Ayrıca, sivil toplum örgütleri arasında işbirliği önemli. Toplumsal cinsiyet eşitliği açısından iyi örnek olan örgütler ile işbirliği yapmak, uygulamış oldukları yöntemleri incelemek ve benchmarking uygulayarak (kıyaslayarak) bu yöntemleri adapte etmek ilerleme kaydedilmesini sağlayabilir. Böylelikle aslında genel olarak sivil toplumda toplumsal cinsiyet eşitliği de sağlanmış olacaktır diye düşünüyorum.
“Baskı artmış olsa da bağımsız sivil toplum örgütleri toplumsal cinsiyet eşitliği mücadelesinden vazgeçmedi”
Son 10 yılı değerlendirecek olursan senin perspektifinden toplumsal cinsiyet eşitliği mücadelesi Türkiye’de nasıl değişti?
Son 10 yılda yaşam kalitesinde ve eğitimin kalitesindeki düşüş, ekonomik sorunlar, darbe girişimi ve sonrasında yaşananlar doğal olarak toplumsal cinsiyet eşitliği mücadelesini de etkiledi. Son 10 yılda yaşananlar toplumsal cinsiyet eşitliği açısından endişe yaratmakla birlikte bazı kesimler için toplumsal cinsiyet eşitliği bir mesele olarak görülmüyor. Çünkü ekonomik kaygılar ağır basıyor veya kültürel anlamda zaten böyle bir eşitlikten bahsetmek mümkün değil.
Her ne kadar sivil toplum üzerindeki baskı artmış olsa da bağımsız sivil toplum örgütleri toplumsal cinsiyet eşitliği mücadelesinden vazgeçmedi; ancak mevcut hükümet ile işbirliği yapmak gerçek anlamda bağımsız sivil toplum açısından mümkün olmadığından zaten hükümet de bu örgütleri muhatap almadığından veya hükümete yönelik çağrılar yargısal taciz, marjinalleştirme ve damgalanma ile sonuçlandığından, toplumsal cinsiyet eşitliğine ilişkin çağrılar da havada kalıyor. Kaydedilen ilerleme de yok edilmek isteniyor. Son, dönemde bilinçli olarak CEDAW muhafazakâr siyasi oluşumlar tarafından hedef alınıyor. Bana göre ne yazık ki yaşanan değişim geriye gidişi hızlandıran nitelikte. Ama tabi ki bu demek değil ki bu mücadeleden vazgeçilecek.

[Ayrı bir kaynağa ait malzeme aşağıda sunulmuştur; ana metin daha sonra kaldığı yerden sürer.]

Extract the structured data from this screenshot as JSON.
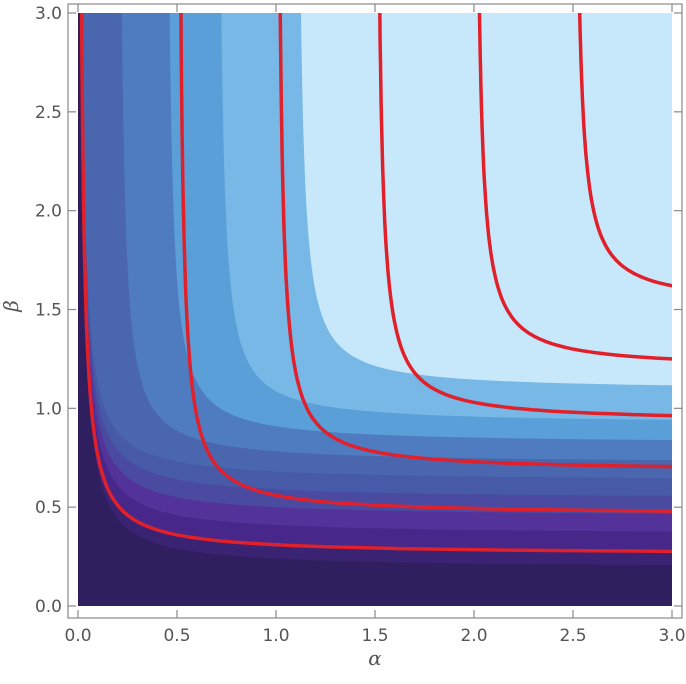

Nasıl bir gelecek hayal ediyorsun?
Düşüncelerimi dile getirdim diye başıma bir şey gelir mi, çalıştığım kuruluş kapatılır mı, işimi kaybeder miyim, düzenimi bozmak zorunda kalır mıyım vs. gibi kaygılarımım olmadığı, belirli bir ortama, mekâna, semte sıkışmadığım, nefes alabildiğim, toplumsal cinsiyet rollerine uymadığım için yargılanmadığım, tek başına yürürken korku duymadan yürüyebildiğim bir ülkede özgürce yaşadığımı hayal ediyorum. İnsan hayal ettiği müddetçe yaşar.